Uygarlıkların gelişmesinde çok büyük payı olan ulaştırma yollarından biridir. Gemide çalışan için, " özlem, ayrılık ve uzaklıktır. " Karada olan birisi için ise denizcilik ulaşılması ve yapılması zor olan bir iştir.
madenciklikten sonra dünyanın en son mesleği olduğu söylenen, makinacıların gök yüzünün rengini unutmamaları için apoletlerinin ortaları mavi düşünülmüş, gerçekleşen çocukluk hayali mesleğim.
yalnızlığı iliklerinize kadar hissettiğiniz, sevdiklerinizin hayatında konuk oyuncu rolü oynamanıza sebep olan, içki ve sigara müptelası olmanıza büyük katkılar sağayıp, 25 yaşında bembeyaz saçlara sahip olarak yazlık üniformanızı kombine ettiğiniz, çok ama çok uzaklarda olmanızdan mütevellit hayattan bi haber olmanızı sağlayan mesleğim pardon yaşam tarzım. maaşı fazla olabilir ama üç günlük ömrü denizlerde noktalamak kolay iş değildir biz bi hata yaptık siz yapmayın.

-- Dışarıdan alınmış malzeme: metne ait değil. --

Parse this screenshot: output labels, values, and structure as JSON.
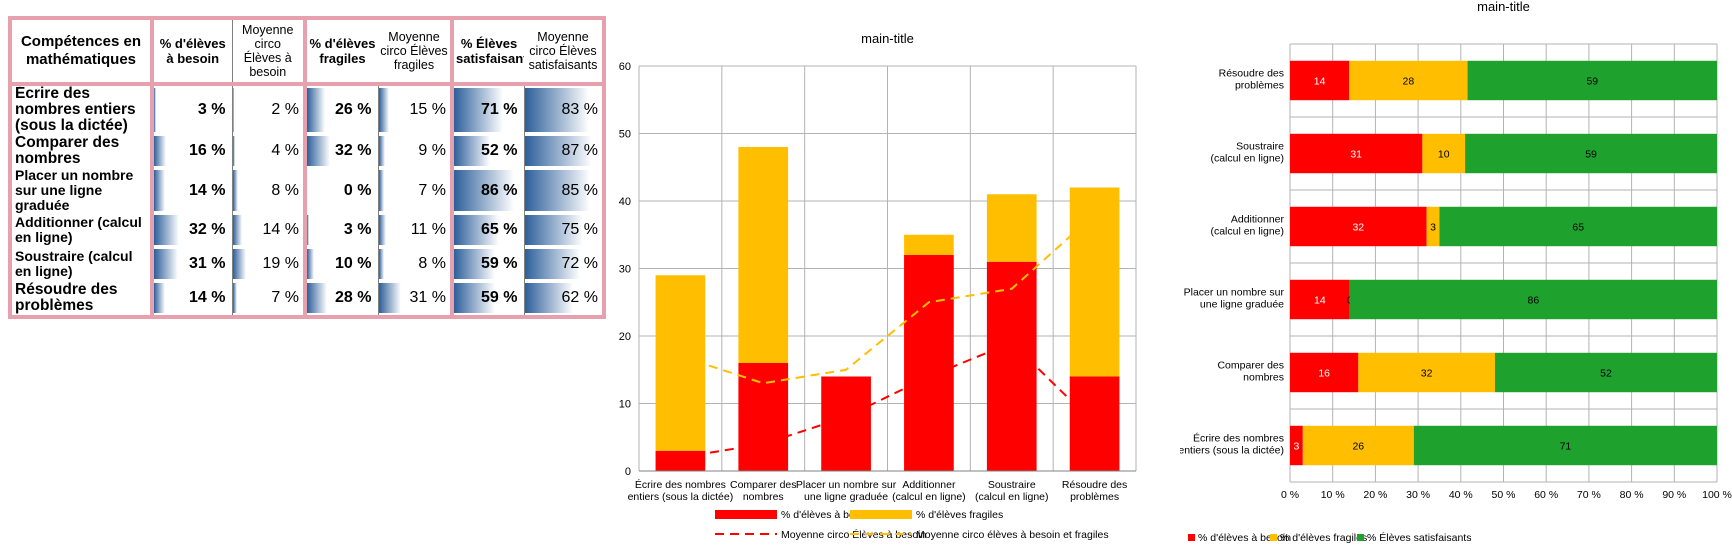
{
  "table": {
    "headers": {
      "competence": "Compétences en mathématiques",
      "besoin": "% d'élèves à besoin",
      "moy_besoin": "Moyenne circo Élèves à besoin",
      "fragiles": "% d'élèves fragiles",
      "moy_fragiles": "Moyenne circo Élèves fragiles",
      "satisfaisants": "% Élèves satisfaisants",
      "moy_satisfaisants": "Moyenne circo Élèves satisfaisants"
    },
    "rows": [
      {
        "label": "Écrire des nombres entiers (sous la dictée)",
        "besoin": "3 %",
        "moy_besoin": "2 %",
        "fragiles": "26 %",
        "moy_fragiles": "15 %",
        "satisfaisants": "71 %",
        "moy_satisfaisants": "83 %"
      },
      {
        "label": "Comparer des nombres",
        "besoin": "16 %",
        "moy_besoin": "4 %",
        "fragiles": "32 %",
        "moy_fragiles": "9 %",
        "satisfaisants": "52 %",
        "moy_satisfaisants": "87 %"
      },
      {
        "label": "Placer un nombre sur une ligne graduée",
        "besoin": "14 %",
        "moy_besoin": "8 %",
        "fragiles": "0 %",
        "moy_fragiles": "7 %",
        "satisfaisants": "86 %",
        "moy_satisfaisants": "85 %"
      },
      {
        "label": "Additionner (calcul en ligne)",
        "besoin": "32 %",
        "moy_besoin": "14 %",
        "fragiles": "3 %",
        "moy_fragiles": "11 %",
        "satisfaisants": "65 %",
        "moy_satisfaisants": "75 %"
      },
      {
        "label": "Soustraire (calcul en ligne)",
        "besoin": "31 %",
        "moy_besoin": "19 %",
        "fragiles": "10 %",
        "moy_fragiles": "8 %",
        "satisfaisants": "59 %",
        "moy_satisfaisants": "72 %"
      },
      {
        "label": "Résoudre des problèmes",
        "besoin": "14 %",
        "moy_besoin": "7 %",
        "fragiles": "28 %",
        "moy_fragiles": "31 %",
        "satisfaisants": "59 %",
        "moy_satisfaisants": "62 %"
      }
    ],
    "bar_color": "#2d5f9a"
  },
  "chart_data": [
    {
      "type": "bar",
      "title": "main-title",
      "stacked": true,
      "categories": [
        "Écrire des nombres entiers (sous la dictée)",
        "Comparer des nombres",
        "Placer un nombre sur une ligne graduée",
        "Additionner (calcul en ligne)",
        "Soustraire (calcul en ligne)",
        "Résoudre des problèmes"
      ],
      "category_lines": [
        [
          "Écrire des nombres",
          "entiers (sous la dictée)"
        ],
        [
          "Comparer des",
          "nombres"
        ],
        [
          "Placer un nombre sur",
          "une ligne graduée"
        ],
        [
          "Additionner",
          "(calcul en ligne)"
        ],
        [
          "Soustraire",
          "(calcul en ligne)"
        ],
        [
          "Résoudre des",
          "problèmes"
        ]
      ],
      "series": [
        {
          "name": "% d'élèves à besoin",
          "kind": "bar",
          "color": "#ff0000",
          "values": [
            3,
            16,
            14,
            32,
            31,
            14
          ]
        },
        {
          "name": "% d'élèves fragiles",
          "kind": "bar",
          "color": "#ffbf00",
          "values": [
            26,
            32,
            0,
            3,
            10,
            28
          ]
        },
        {
          "name": "Moyenne circo Élèves à besoin",
          "kind": "line",
          "dash": true,
          "color": "#ff0000",
          "values": [
            2,
            4,
            8,
            14,
            19,
            7
          ]
        },
        {
          "name": "Moyenne circo élèves à besoin et fragiles",
          "kind": "line",
          "dash": true,
          "color": "#ffbf00",
          "values": [
            17,
            13,
            15,
            25,
            27,
            38
          ]
        }
      ],
      "ylim": [
        0,
        60
      ],
      "yticks": [
        0,
        10,
        20,
        30,
        40,
        50,
        60
      ],
      "grid": true,
      "legend": "bottom"
    },
    {
      "type": "bar",
      "orientation": "horizontal",
      "stacked_percent": true,
      "title": "main-title",
      "categories": [
        "Résoudre des problèmes",
        "Soustraire (calcul en ligne)",
        "Additionner (calcul en ligne)",
        "Placer un nombre sur une ligne graduée",
        "Comparer des nombres",
        "Écrire des nombres entiers (sous la dictée)"
      ],
      "category_lines": [
        [
          "Résoudre des",
          "problèmes"
        ],
        [
          "Soustraire",
          "(calcul en ligne)"
        ],
        [
          "Additionner",
          "(calcul en ligne)"
        ],
        [
          "Placer un nombre sur",
          "une ligne graduée"
        ],
        [
          "Comparer des",
          "nombres"
        ],
        [
          "Écrire des nombres",
          "entiers (sous la dictée)"
        ]
      ],
      "series": [
        {
          "name": "% d'élèves à besoin",
          "color": "#ff0000",
          "values": [
            14,
            31,
            32,
            14,
            16,
            3
          ]
        },
        {
          "name": "% d'élèves fragiles",
          "color": "#ffbf00",
          "values": [
            28,
            10,
            3,
            0,
            32,
            26
          ]
        },
        {
          "name": "% Élèves satisfaisants",
          "color": "#1fa12e",
          "values": [
            59,
            59,
            65,
            86,
            52,
            71
          ]
        }
      ],
      "xticks": [
        "0 %",
        "10 %",
        "20 %",
        "30 %",
        "40 %",
        "50 %",
        "60 %",
        "70 %",
        "80 %",
        "90 %",
        "100 %"
      ],
      "xlim": [
        0,
        100
      ],
      "grid": true,
      "legend": "bottom"
    }
  ]
}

Çok çok eski yıllardan günümüze kadar ulaşan, insan var oldukça var olacak, çeşitli alanlara yayılan yaşam tarzıdır. Uluslar arası denizcilik örgütünün kısaltması IMO' dur. Denizciliğin en bilinen alanı ise gemiciliktir. Hani halk diliyle çok para kazanan, her limanda sevgilisi olan kısım. Bence en zor olan alanda gemiciliktir. Evet, fazla para kazanırlar ama çok zor şartlarda. Bu mesleği yapmak isteyen, eğitimini almak isteyenlere önerim bir anlık heves ile bu yaşam tarzına atılmasınlar. herkes yapamaz bu işi. Fedakarlık ister, cesaret ister, yürek ister... Sonrasında çok çok pişman olabilirler. Severek yapanlar için ise sorun yok tabi. Dünya onlara güzel. bu işinde çok güzel yönleri var.
Bir meslek olarak yorumlanamayacak yaşam tarzı. Gerçekten bir meslekten daha ötedir denizcilik bir cezadır aslında insana bir zulümdür hayattan kopuştur yaşamdan uzaklaşmaktır mutsuzluklardan hayal kırıklıklarından kaçış için sığınılan liman seçilen meslektir. Çocuk yaşta denizci olduk be sözlük 14 yaşında girdim ben denizcilik meslek lisesine çocuktuk daha bilmiyorduk ki uzakyol kaptanlığı neymiş bilmiyorduk ki ömrümüzü altı aylık kontratlarla armatörlere satacağımızı o zamanlar deniz demek vapur demekti bize sonra öğrendik nedir denizcilik doğumlara ölümlere geç kalmak nedir sonra öğrendik.
sağlamından bir süvari bey ilen 3-4 metrelik kayık kurtarma operasyonu yapmışlığım var sahilde. kendimi kürek çeken köle gibi hissetmiştim o kayığı kurtarırken. o kadar teknik konuşup, bağırırsan tekneyi sırtlanır giderim daha rahat.